Jan Betrand Latham-Koenig, (born December 1953) is a British conductor and sex offender.He conducted all of the BBC ensembles, the London Philharmonic Orchestra and the Royal Philharmonic Orchestra. He was appointed an OBE for services to Russian-United Kingdom cultural relations and music in 2020. Latham-Koenig founded the Koenig Ensemble in 1976 and studied at the Royal College of Music.
Latham-Koenig was arrested and charged with three child sex offences in January 2024 and pleaded guilty to two of them, eventually receiving a suspended prison sentence in May 2024.
Latham-Koenig was born in London in 1953 in a family of Mauritian, Danish and Polish origins.[1] He attended Highgate School and then studied at the Royal College of Music in London.[2]
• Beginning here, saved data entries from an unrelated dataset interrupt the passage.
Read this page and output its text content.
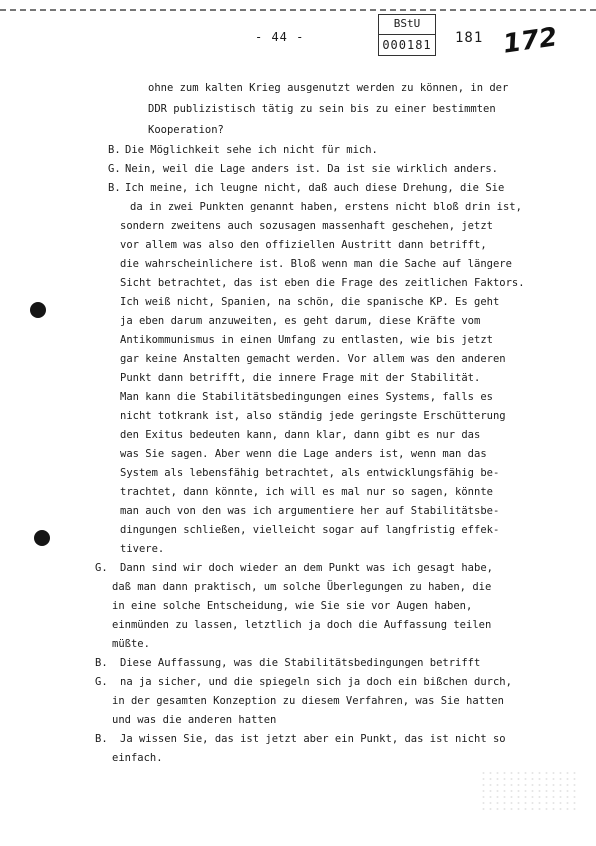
- 44 -
BStU
000181 181 172
ohne zum kalten Krieg ausgenutzt werden zu können, in der
DDR publizistisch tätig zu sein bis zu einer bestimmten
Kooperation?
B. Die Möglichkeit sehe ich nicht für mich.
G. Nein, weil die Lage anders ist. Da ist sie wirklich anders.
B. Ich meine, ich leugne nicht, daß auch diese Drehung, die Sie
da in zwei Punkten genannt haben, erstens nicht bloß drin ist,
sondern zweitens auch sozusagen massenhaft geschehen, jetzt
vor allem was also den offiziellen Austritt dann betrifft,
die wahrscheinlichere ist. Bloß wenn man die Sache auf längere
Sicht betrachtet, das ist eben die Frage des zeitlichen Faktors.
Ich weiß nicht, Spanien, na schön, die spanische KP. Es geht
ja eben darum anzuweiten, es geht darum, diese Kräfte vom
Antikommunismus in einen Umfang zu entlasten, wie bis jetzt
gar keine Anstalten gemacht werden. Vor allem was den anderen
Punkt dann betrifft, die innere Frage mit der Stabilität.
Man kann die Stabilitätsbedingungen eines Systems, falls es
nicht totkrank ist, also ständig jede geringste Erschütterung
den Exitus bedeuten kann, dann klar, dann gibt es nur das
was Sie sagen. Aber wenn die Lage anders ist, wenn man das
System als lebensfähig betrachtet, als entwicklungsfähig be-
trachtet, dann könnte, ich will es mal nur so sagen, könnte
man auch von den was ich argumentiere her auf Stabilitätsbe-
dingungen schließen, vielleicht sogar auf langfristig effek-
tivere.
G. Dann sind wir doch wieder an dem Punkt was ich gesagt habe,
daß man dann praktisch, um solche Überlegungen zu haben, die
in eine solche Entscheidung, wie Sie sie vor Augen haben,
einmünden zu lassen, letztlich ja doch die Auffassung teilen
müßte.
B. Diese Auffassung, was die Stabilitätsbedingungen betrifft
G. na ja sicher, und die spiegeln sich ja doch ein bißchen durch,
in der gesamten Konzeption zu diesem Verfahren, was Sie hatten
und was die anderen hatten
B. Ja wissen Sie, das ist jetzt aber ein Punkt, das ist nicht so
einfach.
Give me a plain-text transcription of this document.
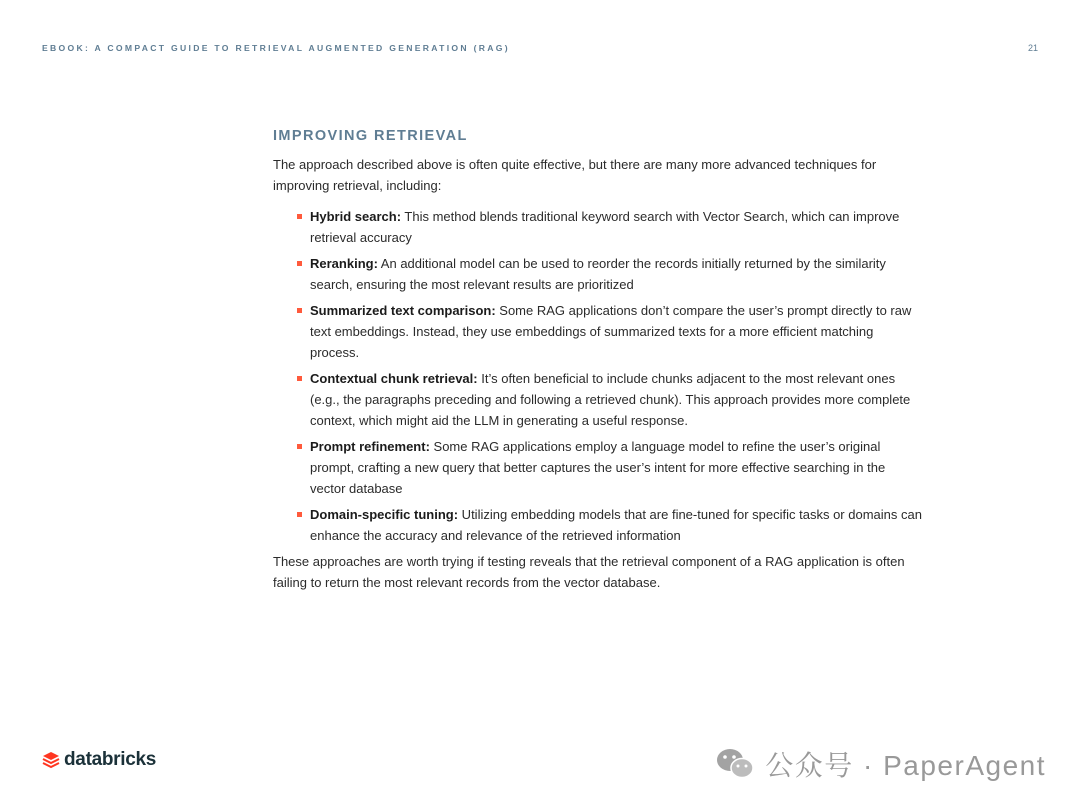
EBOOK: A COMPACT GUIDE TO RETRIEVAL AUGMENTED GENERATION (RAG)	21
IMPROVING RETRIEVAL

The approach described above is often quite effective, but there are many more advanced techniques for improving retrieval, including:

Hybrid search: This method blends traditional keyword search with Vector Search, which can improve retrieval accuracy
Reranking: An additional model can be used to reorder the records initially returned by the similarity search, ensuring the most relevant results are prioritized
Summarized text comparison: Some RAG applications don’t compare the user’s prompt directly to raw text embeddings. Instead, they use embeddings of summarized texts for a more efficient matching process.
Contextual chunk retrieval: It’s often beneficial to include chunks adjacent to the most relevant ones (e.g., the paragraphs preceding and following a retrieved chunk). This approach provides more complete context, which might aid the LLM in generating a useful response.
Prompt refinement: Some RAG applications employ a language model to refine the user’s original prompt, crafting a new query that better captures the user’s intent for more effective searching in the vector database
Domain-specific tuning: Utilizing embedding models that are fine-tuned for specific tasks or domains can enhance the accuracy and relevance of the retrieved information

These approaches are worth trying if testing reveals that the retrieval component of a RAG application is often failing to return the most relevant records from the vector database.

databricks	公众号 · PaperAgent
Latham-Koenig founded the Koenig Ensemble in 1976 and began his career as a concert conductor with the BBC in 1981, winning the Gulbenkian Fellowship. He made his debut with the opera Macbeth at the Vienna State Opera in 1988 and was appointed its permanent guest conductor in 1991.[1]
His guest appearances in opera and concert have included the Royal Opera House Covent Garden, English National Opera, New Japan Philharmonic, Tokyo Metropolitan Orchestra, Orchestre Philharmonique de Radio France, Orchestre National Bordeaux Aquitaine, Netherlands Radio Philharmonic, Orchestra dell'Arena di Verona, Los Angeles Philharmonic, Dresden Philharmonic, Rundfunk-Sinfonieorchester Berlin and the orchestras of Westdeutscher Rundfunk, Mitteldeutscher Rundfunk, Sudwestfunk and Baden-Baden in Germany. His appearances with the Accademia di Santa Cecilia in Rome have included the Beethoven Piano Concertos with Evgeny Kissin.[3] [4]
As an opera conductor, his appearances include La traviata (Royal Opera House London), Macbeth (Savonlinna Festival);[5] Tristan und Isolde and Thaïs (Novaya Opera Moscow); Tristan und Isolde and Orfeo ed Euridice (National Opera Prague); Otello (New National Theatre Tokyo); Il viaggio a Reims (Finnish National Opera); I puritani (Vienna Staatsoper); Billy Budd (Gothenburg Opera); Venus and Adonis (Teatro Carlo Felice Genova); Tosca (Opéra National de Paris); La figlia del mago (Cantiere Internazionale d'Arte); Jenůfa and Hamlet (Royal Danish Opera); the Chilean première of Peter Grimes and I Lombardi (Orquesta Filarmónica del Teatro Municipal de Santiago). Additional performances have included Dialogues des Carmélites (BBC Proms, Teatro Colon, Buenos Aires, Opéra national du Rhin), the latter winning the Claude-Rostand Best Regional Production Prize 1999 and the Diapason d’or for best opera video 2001. He has also made some recordings.[6]
Latham-Koenig was music director with ensembles and organisations including the Orchestra of Porto (which he founded at the request of the Portuguese government), the Cantiere Internazionale d’Arte di Montepulciano, Teatro Massimo di Palermo and both the Orchestre Philharmonique and the Opéra in Strasbourg. He has held Principal Guest Conductorships with Opéra national du Rhin, Teatro dell'Opera di Roma, Filarmonica del Teatro Regio di Torino and he was founder and artistic director of the Young Janáček Philharmonic.[3] [7]
Since August 2011 he has been artistic director of the Novaya Opera, Moscow,[8] being the first British-born conductor to hold such a role in a Russian opera company. He was appointed artistic director of the Orquesta Filarmónica de la UNAM, Mexico City in 2011.[9] He was chief conductor of the Flanders Symphony Orchestra, Bruges, from 2013 until 2019, when he was succeeded by Kristiina Poska.[10] [11] In 2019 he founded the Britten Shostakovich Festival Orchestra, a collaborative venture composed of young British and Russian musicians. In 2022 he was announced as the music director of Teatro Colón in Buenos Aires,[12] and in 2023 of the Festival Puccini at Torre del Lago.[10]
Latham-Koenig was appointed Officer of the Order of the British Empire (OBE) in the 2020 Birthday Honours for services to music and UK/Russia cultural relations.
Latham-Koenig was arrested on 10 January 2024 at Victoria station and charged with "arranging or facilitating an offence and sexual communication with a child" he had initially contacted on a gay dating app.[13] He pleaded guilty to two of the three charges in February 2024, with a trial in March 2024 arranged for the remaining charge.[14] He was subsequently fired from his position at Teatro Colón.[15] On 28 May 2024 he was given a suspended prison sentence.[16]
Latham-Koenig is married to Marjan Jahangiri, a professor of cardiac surgery. They have a son named Darius.[17]